Getting in the Zone – The court’s new approach to the settlement approval process

In a duo of decisions released this month, Justice Belobaba of the Ontario Superior Court of Justice has called on judges and counsel alike to change the way they approach court approval of class action settlements.

In Ontario, all class action settlements must receive approval from the court under section 29(2) of the Class Proceedings Act. This requirement recognizes that, due to the interests and incentives of the parties at the negotiating table (class counsel and the defendants), there is a risk that the settlement of a class action will result in either a ‘sweetheart’ settlement (whereby class counsel agrees to settle for less than the case is worth) or a blackmail settlement (whereby the defendants are coerced into settling cases for more than they are worth).

In Sheridan Chevrolet v. Furakawa Electric et al., 2016 ONSC 729 and Leslie v. Agnico-Eagle Mines, 2016 ONSC 532 Justice Belobaba expressed concern that, aside from scrutinizing settlement agreements for indicators of actual collusion or conflict, the courts are typically not furnished with sufficient information to assess whether the amount of the settlement falls within the “zone of reasonableness”.

In particular, Justice Belobaba took issue with the “boiler plate” reasons for court approval put forward by some plaintiffs’ counsel.
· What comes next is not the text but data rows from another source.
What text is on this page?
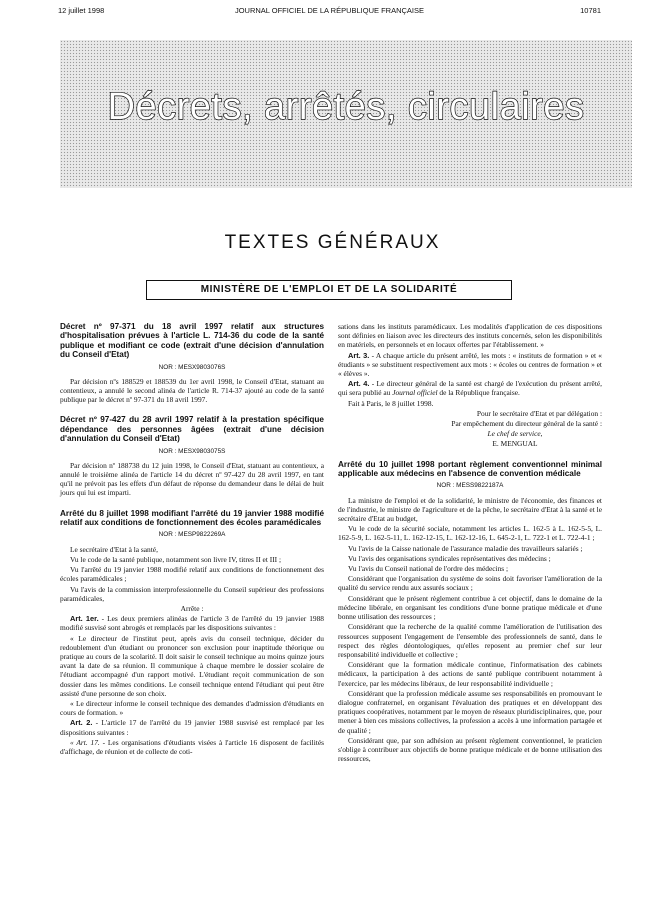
12 juillet 1998	JOURNAL OFFICIEL DE LA RÉPUBLIQUE FRANÇAISE	10781
Décrets, arrêtés, circulaires
TEXTES GÉNÉRAUX
MINISTÈRE DE L'EMPLOI ET DE LA SOLIDARITÉ
Décret nº 97-371 du 18 avril 1997 relatif aux structures d'hospitalisation prévues à l'article L. 714-36 du code de la santé publique et modifiant ce code (extrait d'une décision d'annulation du Conseil d'Etat)
NOR : MESX9803076S

Par décision nºs 188529 et 188539 du 1er avril 1998, le Conseil d'Etat, statuant au contentieux, a annulé le second alinéa de l'article R. 714-37 ajouté au code de la santé publique par le décret nº 97-371 du 18 avril 1997.

Décret nº 97-427 du 28 avril 1997 relatif à la prestation spécifique dépendance des personnes âgées (extrait d'une décision d'annulation du Conseil d'Etat)
NOR : MESX9803075S

Par décision nº 188738 du 12 juin 1998, le Conseil d'Etat, statuant au contentieux, a annulé le troisième alinéa de l'article 14 du décret nº 97-427 du 28 avril 1997, en tant qu'il ne prévoit pas les effets d'un défaut de réponse du demandeur dans le délai de huit jours qui lui est imparti.

Arrêté du 8 juillet 1998 modifiant l'arrêté du 19 janvier 1988 modifié relatif aux conditions de fonctionnement des écoles paramédicales
NOR : MESP9822269A

Le secrétaire d'Etat à la santé,

Vu le code de la santé publique, notamment son livre IV, titres II et III ;

Vu l'arrêté du 19 janvier 1988 modifié relatif aux conditions de fonctionnement des écoles paramédicales ;

Vu l'avis de la commission interprofessionnelle du Conseil supérieur des professions paramédicales,

Arrête :

Art. 1er. - Les deux premiers alinéas de l'article 3 de l'arrêté du 19 janvier 1988 modifié susvisé sont abrogés et remplacés par les dispositions suivantes :

« Le directeur de l'institut peut, après avis du conseil technique, décider du redoublement d'un étudiant ou prononcer son exclusion pour inaptitude théorique ou pratique au cours de la scolarité. Il doit saisir le conseil technique au moins quinze jours avant la date de sa réunion. Il communique à chaque membre le dossier scolaire de l'étudiant accompagné d'un rapport motivé. L'étudiant reçoit communication de son dossier dans les mêmes conditions. Le conseil technique entend l'étudiant qui peut être assisté d'une personne de son choix.

« Le directeur informe le conseil technique des demandes d'admission d'étudiants en cours de formation. »

Art. 2. - L'article 17 de l'arrêté du 19 janvier 1988 susvisé est remplacé par les dispositions suivantes :

« Art. 17. - Les organisations d'étudiants visées à l'article 16 disposent de facilités d'affichage, de réunion et de collecte de coti-

sations dans les instituts paramédicaux. Les modalités d'application de ces dispositions sont définies en liaison avec les directeurs des instituts concernés, selon les disponibilités en matériels, en personnels et en locaux offertes par l'établissement. »

Art. 3. - A chaque article du présent arrêté, les mots : « instituts de formation » et « étudiants » se substituent respectivement aux mots : « écoles ou centres de formation » et « élèves ».

Art. 4. - Le directeur général de la santé est chargé de l'exécution du présent arrêté, qui sera publié au Journal officiel de la République française.

Fait à Paris, le 8 juillet 1998.

Pour le secrétaire d'Etat et par délégation :

Par empêchement du directeur général de la santé :

Le chef de service,

E. MENGUAL

Arrêté du 10 juillet 1998 portant règlement conventionnel minimal applicable aux médecins en l'absence de convention médicale
NOR : MESS9822187A

La ministre de l'emploi et de la solidarité, le ministre de l'économie, des finances et de l'industrie, le ministre de l'agriculture et de la pêche, le secrétaire d'Etat à la santé et le secrétaire d'Etat au budget,

Vu le code de la sécurité sociale, notamment les articles L. 162-5 à L. 162-5-5, L. 162-5-9, L. 162-5-11, L. 162-12-15, L. 162-12-16, L. 645-2-1, L. 722-1 et L. 722-4-1 ;

Vu l'avis de la Caisse nationale de l'assurance maladie des travailleurs salariés ;

Vu l'avis des organisations syndicales représentatives des médecins ;

Vu l'avis du Conseil national de l'ordre des médecins ;

Considérant que l'organisation du système de soins doit favoriser l'amélioration de la qualité du service rendu aux assurés sociaux ;

Considérant que le présent règlement contribue à cet objectif, dans le domaine de la médecine libérale, en organisant les conditions d'une bonne pratique médicale et d'une bonne utilisation des ressources ;

Considérant que la recherche de la qualité comme l'amélioration de l'utilisation des ressources supposent l'engagement de l'ensemble des professionnels de santé, dans le respect des règles déontologiques, qu'elles reposent au premier chef sur leur responsabilité individuelle et collective ;

Considérant que la formation médicale continue, l'informatisation des cabinets médicaux, la participation à des actions de santé publique contribuent notamment à l'exercice, par les médecins libéraux, de leur responsabilité individuelle ;

Considérant que la profession médicale assume ses responsabilités en promouvant le dialogue confraternel, en organisant l'évaluation des pratiques et en développant des pratiques coopératives, notamment par le moyen de réseaux pluridisciplinaires, que, pour mener à bien ces missions collectives, la profession a accès à une information partagée et de qualité ;

Considérant que, par son adhésion au présent règlement conventionnel, le praticien s'oblige à contribuer aux objectifs de bonne pratique médicale et de bonne utilisation des ressources,
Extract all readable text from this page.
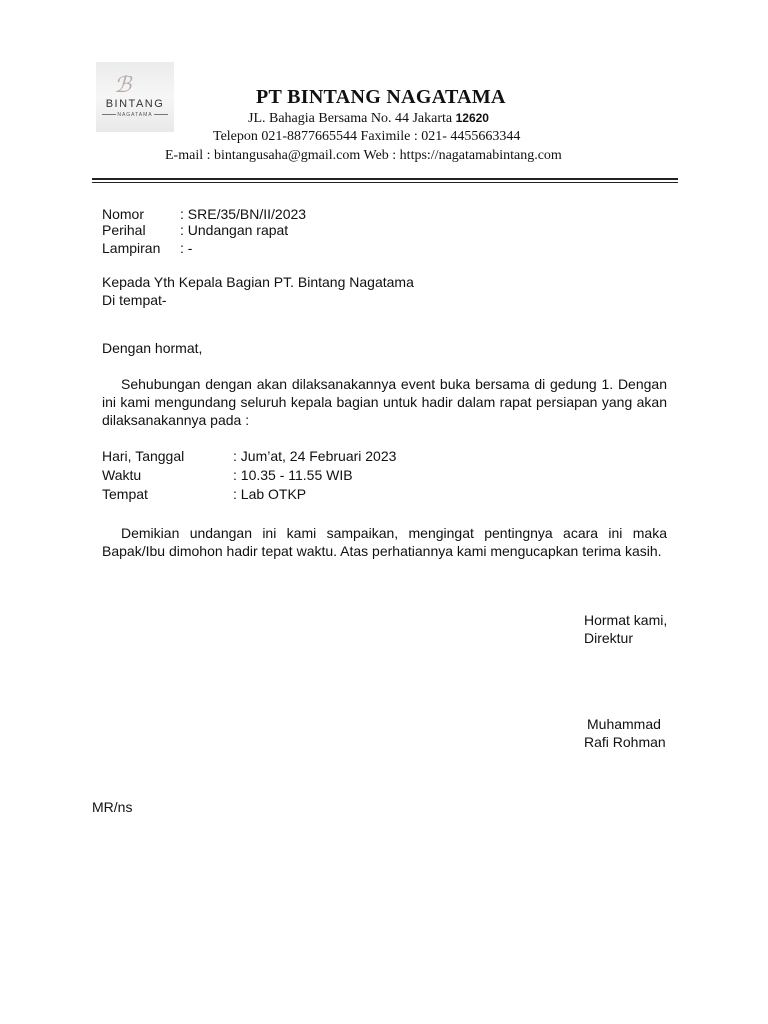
ℬ
BINTANG
NAGATAMA
PT BINTANG NAGATAMA
JL. Bahagia Bersama No. 44 Jakarta 12620
Telepon 021-8877665544 Faximile : 021- 4455663344
E-mail : bintangusaha@gmail.com Web : https://nagatamabintang.com
Nomor	: SRE/35/BN/II/2023
Perihal : Undangan rapat
Lampiran : -
Kepada Yth Kepala Bagian PT. Bintang Nagatama
Di tempat-
Dengan hormat,
Sehubungan dengan akan dilaksanakannya event buka bersama di gedung 1. Dengan ini kami mengundang seluruh kepala bagian untuk hadir dalam rapat persiapan yang akan dilaksanakannya pada :
Hari, Tanggal	: Jum’at, 24 Februari 2023
Waktu	: 10.35 - 11.55 WIB
Tempat	: Lab OTKP
Demikian undangan ini kami sampaikan, mengingat pentingnya acara ini maka Bapak/Ibu dimohon hadir tepat waktu. Atas perhatiannya kami mengucapkan terima kasih.
Hormat kami,
Direktur
Muhammad
Rafi Rohman
MR/ns
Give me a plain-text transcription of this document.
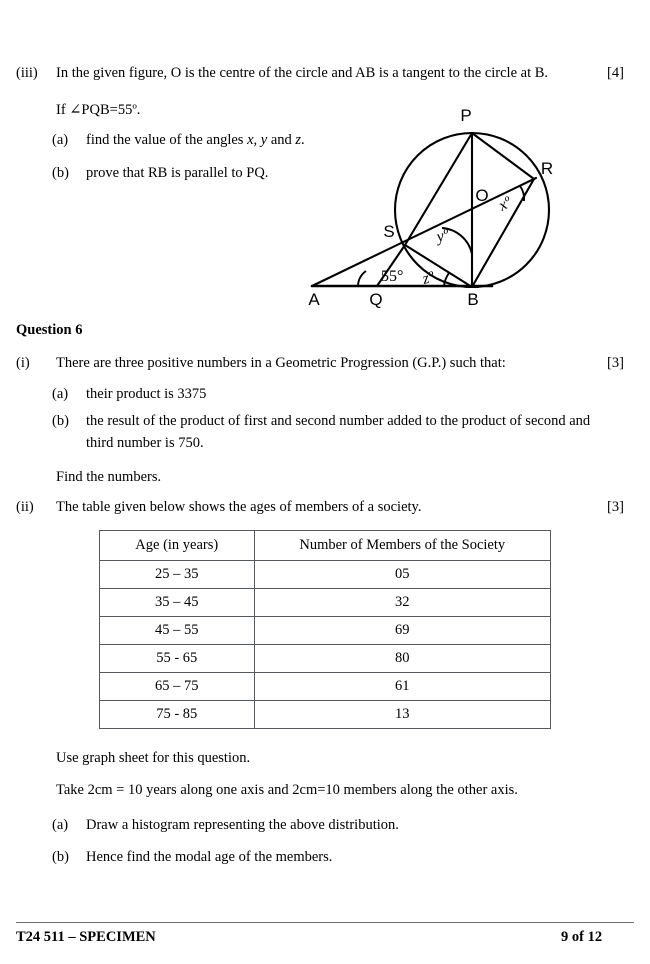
(iii)	In the given figure, O is the centre of the circle and AB is a tangent to the circle at B.	[4]
If ∠PQB=55º.
(a)	find the value of the angles x, y and z.
(b)	prove that RB is parallel to PQ.
P
R
O
S
A	Q	B
55° zº
yº
xº
Question 6
(i)	There are three positive numbers in a Geometric Progression (G.P.) such that:	[3]
(a)	their product is 3375
(b)	the result of the product of first and second number added to the product of second and third number is 750.
Find the numbers.
(ii)	The table given below shows the ages of members of a society.	[3]
Age (in years)	Number of Members of the Society
25 – 35	05
35 – 45	32
45 – 55	69
55 - 65	80
65 – 75	61
75 - 85	13
Use graph sheet for this question.
Take 2cm = 10 years along one axis and 2cm=10 members along the other axis.
(a)	Draw a histogram representing the above distribution.
(b)	Hence find the modal age of the members.
T24 511 – SPECIMEN	9 of 12
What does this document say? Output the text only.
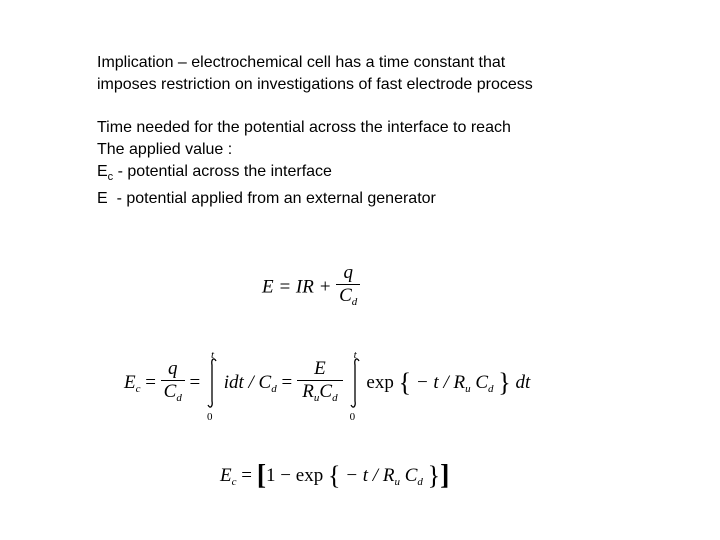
Implication – electrochemical cell has a time constant that
imposes restriction on investigations of fast electrode process
Time needed for the potential across the interface to reach
The applied value :
$E_c$ - potential across the interface
E  - potential applied from an external generator
E = IR + $\frac{q}{C_d}$
$E_c = \frac{q}{C_d}$ =
t
0
idt / $C_d = \frac{E}{R_uC_d}$

t
0
exp { − t / $R_u$ $C_d$ } dt
$E_c = [1 - \exp$ { − t / $R_u$ $C_d$ }]
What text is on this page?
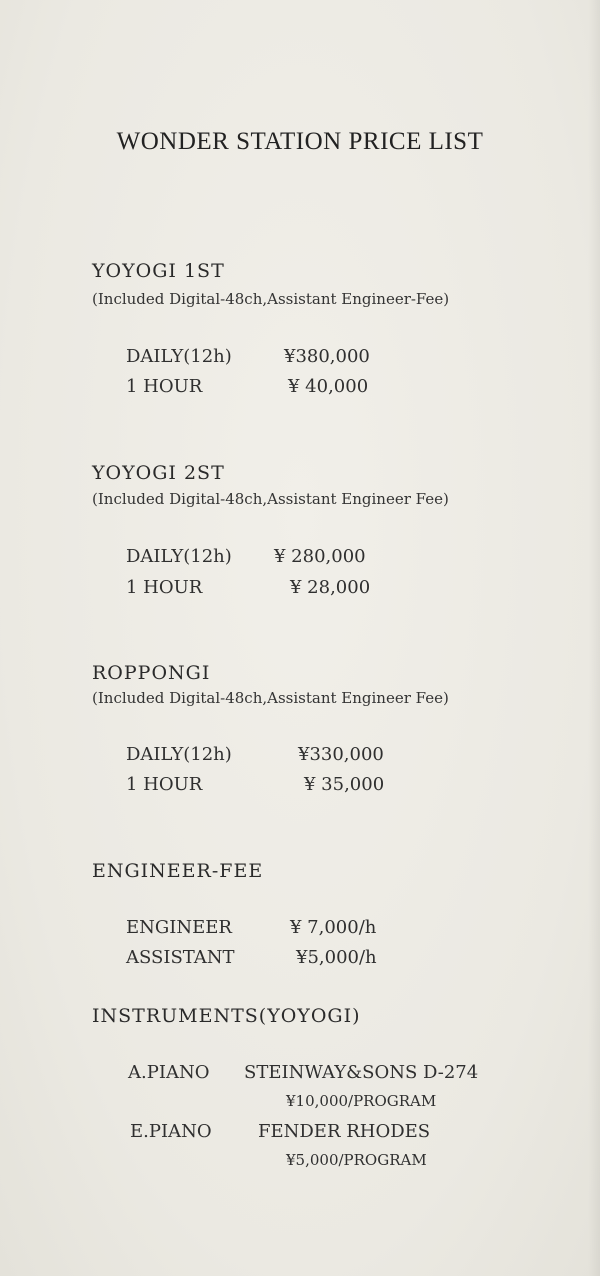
WONDER STATION PRICE LIST
YOYOGI 1ST
(Included Digital-48ch,Assistant Engineer-Fee)
DAILY(12h)	¥380,000
1 HOUR	¥ 40,000
YOYOGI 2ST
(Included Digital-48ch,Assistant Engineer Fee)
DAILY(12h) ¥ 280,000
1 HOUR	¥ 28,000
ROPPONGI
(Included Digital-48ch,Assistant Engineer Fee)
DAILY(12h)	¥330,000
1 HOUR	¥ 35,000
ENGINEER-FEE
ENGINEER	¥ 7,000/h
ASSISTANT	¥5,000/h
INSTRUMENTS(YOYOGI)
A.PIANO STEINWAY&SONS D-274
¥10,000/PROGRAM
E.PIANO	FENDER RHODES
¥5,000/PROGRAM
In his view, the generic and somewhat self-serving statements amount to “we’re experienced class counsel – we know what we’re doing – trust us”, which is of little assistance to the judge.

Justice Belobaba therefore required the plaintiffs in both actions to provide supplementary affidavits outlining how the settlement amount was arrived at, including details of the range of possible damages awards and specifics of the litigation risks relied upon for the reasonableness of the settlement.

While the Court fell short of endorsing a fiduciary role for the class actions judge in the approval process or appointing independent counsel to play an adversarial role in the process, the clear takeaway from these decisions is that parties and counsel can expect a more rigorous examination of the reasonableness of any settlement amount in the future.